We are.

Injustice anywhere is a threat to justice everywhere. We are caught in an inescapable network of mutuality, tied in a single garment of destiny. Whatever affects one directly, affects all indirectly.
— Martin Luther King, Jr, Letters from Birmingham Jail

We are Charlie. We are the NAACP. We are Newtown. We are Trayvon. We are Boston. We are Virginia Tech. We remember. We can’t breathe. It feels like we barely get a break from one heartbreak in the world and the next arrives. How do we hold it? How do we hold each other? How do we remember that we are a we?

This past week there was an internet, and mostly Facebook phenomenon of Photo Doggies for Anthony where over 900,000 people (myself included, it was impossible to resist) sent in pictures of their dog to a 16 year old boy who was getting chemotherapy treatment. It just went viral. Everyone so easily, and immediately sent a picture of their dog to this page with the most lovely notes of well wishes. It was a mighty storm of kindness. And I wish we could figure out how to do that more. And by that I don’t necessarily mean doggy Facebook pages, but how can we create mighty waves of kindness? How can we create these storms of love so we could use them for healing and for change? How can we rally around the hurt parts of our world the way we rallied around Anthony? There wasn’t a worry that other people from different political parties or religions or countries were sending in dog pictures. We could be a we. And we need so much more of that.

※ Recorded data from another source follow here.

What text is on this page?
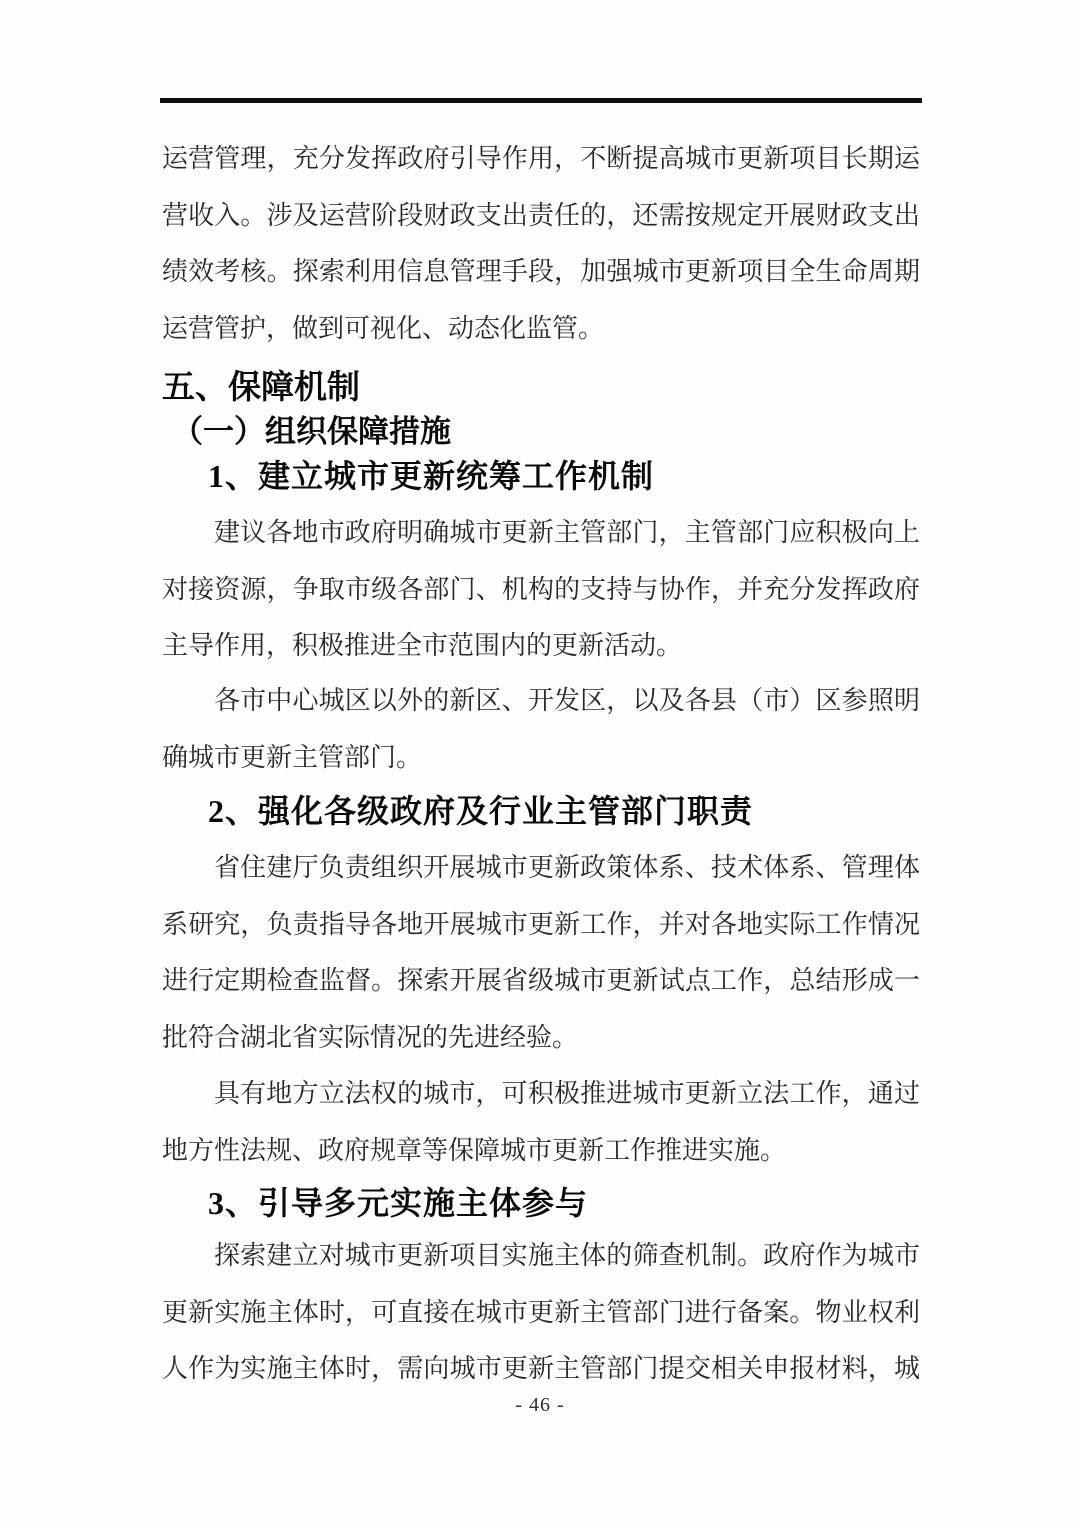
运营管理，充分发挥政府引导作用，不断提高城市更新项目长期运
营收入。涉及运营阶段财政支出责任的，还需按规定开展财政支出
绩效考核。探索利用信息管理手段，加强城市更新项目全生命周期
运营管护，做到可视化、动态化监管。
五、保障机制
（一）组织保障措施
1、建立城市更新统筹工作机制
建议各地市政府明确城市更新主管部门，主管部门应积极向上
对接资源，争取市级各部门、机构的支持与协作，并充分发挥政府
主导作用，积极推进全市范围内的更新活动。
各市中心城区以外的新区、开发区，以及各县（市）区参照明
确城市更新主管部门。
2、强化各级政府及行业主管部门职责
省住建厅负责组织开展城市更新政策体系、技术体系、管理体
系研究，负责指导各地开展城市更新工作，并对各地实际工作情况
进行定期检查监督。探索开展省级城市更新试点工作，总结形成一
批符合湖北省实际情况的先进经验。
具有地方立法权的城市，可积极推进城市更新立法工作，通过
地方性法规、政府规章等保障城市更新工作推进实施。
3、引导多元实施主体参与
探索建立对城市更新项目实施主体的筛查机制。政府作为城市
更新实施主体时，可直接在城市更新主管部门进行备案。物业权利
人作为实施主体时，需向城市更新主管部门提交相关申报材料，城
- 46 -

History is full of heartbreak. We are Auchschwitz. We are the Killing Fields. We are the Triangle Shirtwaist Factory. We are Wounded Knee. We are Montgomery. Violence, terrorism, evil—they have a playbook that has been used for a long time. And it is so hard to know how to stop it.  It seems that increased attacks, or violence is the only way. Yet, as Martin Luther King, Jr. said,

“Violence never really deals with the basic evil of the situation. Violence may murder the murderer, but it doesn’t murder murder. Violence may murder the liar, but it doesn’t murder lie; it doesn’t establish truth. Violence may even murder the dishonest man, but it doesn’t murder dishonesty. Violence may go to the point of murdering the hater, but it doesn’t murder hate. It may increase hate. It is always a descending spiral leading nowhere. This is the ultimate weakness of violence: It multiplies evil and violence in the universe. It doesn’t solve any problems.”

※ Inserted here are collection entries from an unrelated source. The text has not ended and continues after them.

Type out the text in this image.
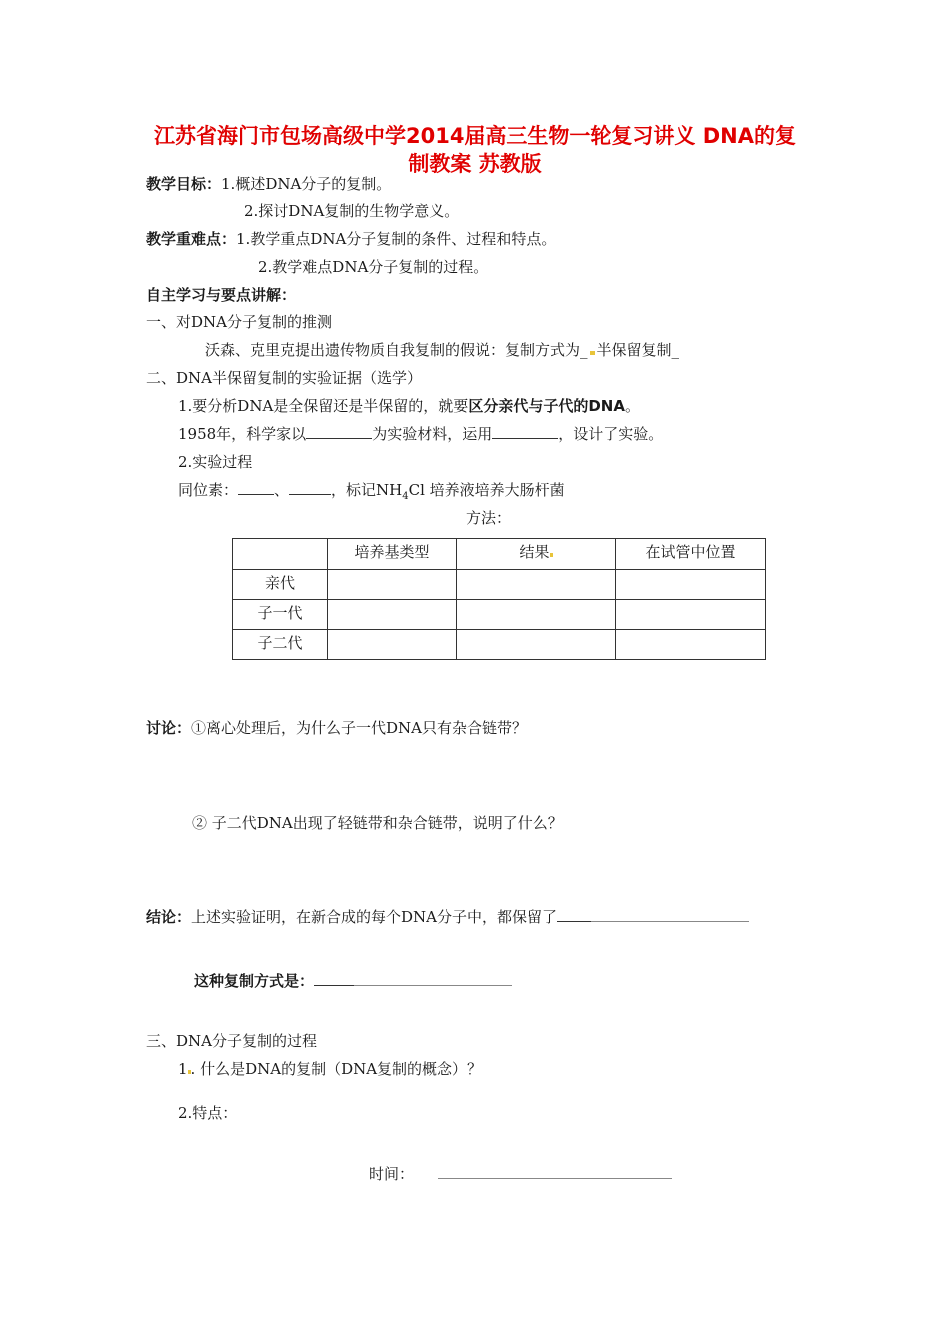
江苏省海门市包场高级中学2014届高三生物一轮复习讲义 DNA的复
制教案 苏教版
教学目标：1.概述DNA分子的复制。
2.探讨DNA复制的生物学意义。
教学重难点：1.教学重点DNA分子复制的条件、过程和特点。
2.教学难点DNA分子复制的过程。
自主学习与要点讲解：
一、对DNA分子复制的推测
沃森、克里克提出遗传物质自我复制的假说：复制方式为_ 半保留复制_
二、DNA半保留复制的实验证据（选学）
1.要分析DNA是全保留还是半保留的，就要区分亲代与子代的DNA。
1958年，科学家以	为实验材料，运用	，设计了实验。
2.实验过程
同位素： 、	，标记$NH_4Cl$ 培养液培养大肠杆菌
方法：

	培养基类型	结果	在试管中位置

亲代			

子一代			

子二代			

讨论：①离心处理后，为什么子一代DNA只有杂合链带？
② 子二代DNA出现了轻链带和杂合链带，说明了什么？
结论：上述实验证明，在新合成的每个DNA分子中，都保留了
这种复制方式是：
三、DNA分子复制的过程
1 . 什么是DNA的复制（DNA复制的概念）？
2.特点：
时间：
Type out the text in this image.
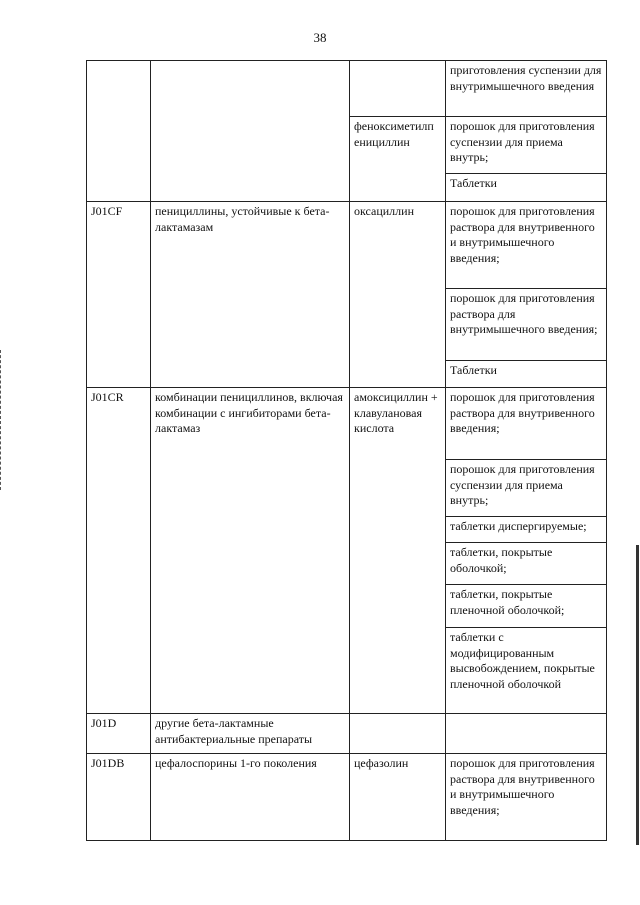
38
			приготовления суспензии для внутримышечного введения
		феноксиметилп енициллин	порошок для приготовления суспензии для приема внутрь;
			Таблетки
J01CF	пенициллины, устойчивые к бета-лактамазам	оксациллин	порошок для приготовления раствора для внутривенного и внутримышечного введения;
			порошок для приготовления раствора для внутримышечного введения;
			Таблетки
J01CR	комбинации пенициллинов, включая комбинации с ингибиторами бета-лактамаз	амоксициллин + клавулановая кислота	порошок для приготовления раствора для внутривенного введения;
			порошок для приготовления суспензии для приема внутрь;
			таблетки диспергируемые;
			таблетки, покрытые оболочкой;
			таблетки, покрытые пленочной оболочкой;
			таблетки с модифицированным высвобождением, покрытые пленочной оболочкой
J01D	другие бета-лактамные антибактериальные препараты		
J01DB	цефалоспорины 1-го поколения	цефазолин	порошок для приготовления раствора для внутривенного и внутримышечного введения;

But what does solve the problems? It feels like the violent and the cruel have a playbook handed down over centuries. Where is the playbook for peace? Where is the playbook for change in the face of heartbreak and evil?

In reading Parting the Waters by Taylor Branch, I felt like I finally came across a playbook for change. The actions of the civil rights leaders in the 50’s and 60’s came as close as we may ever get in some very fundamental structures that they used to create a mighty wave of kindness for each other to hold each other as they sought change. They knew something about the we that we have all forgotten. Martin Luther King’s premise was that we were all a we, even as it was not yet a lived experience, even as there were forces working against that, powerful forces. He started with that premise as an aspiration and he worked toward it. He never let go of the we.

The movement would not have been what it was without the churches and the mass meetings that were held nearly nightly during the most difficult parts of the struggle. That was a structure of we. And the civil rights leaders worked really hard to collaborate and listen and flex with the work as it grew. They struggled and they were imperfect, but they were open to making sure the we could expand.

In a study of why young people join terrorism groups, it wasn’t because they already had strong beliefs about something or their religious fervor. It was actually because they were seeking something to believe in, they were seeking meaning, they were seeking a stronger identity. The same was true when they researched suicide bombers. It wasn’t religious fervor; it was a range of motivations more connected to finding meaning in dire situations. And there has been similar research about why young people join gangs.

Finding meaning isn’t easy. Finding meaning in something means being able to see outside yourself, see the bigger picture, believe in something bigger than yourself. Finding meaning means hard work. But finding meaning rarely happens by yourself. When people are seeking meaning they are also seeking connection and so the question is, ‘how can we all work to create better moments of connection?’ How can we strengthen a ‘we’ that is bigger—how can we see the ‘we’ when tragedy isn’t currently befalling us?

I heard a wonderful story of elders in an Alaskan village who helped combat suicide within their youth. They did it by saying that their youth were their responsibility, that they were a ‘we.’ They decided that no youth should walk to and from school alone. They decided that they would look out of their windows and if they saw a youth alone, they would walk with them to school or walk them home. The suicide rate in the village plummeted. When they were a we, the elders and youth had meaning. And meaning meant life, meaning meant health.

Every act of violence has different roots and different motivations. There is no one answer to these tragedies. But we do know that individual acts of courage, and collective acts of courage have been what has changed the world—whether walking a child home, collectively praying for change, or peacefully protesting injustice. We need to work on our we, because, We are, and we need we.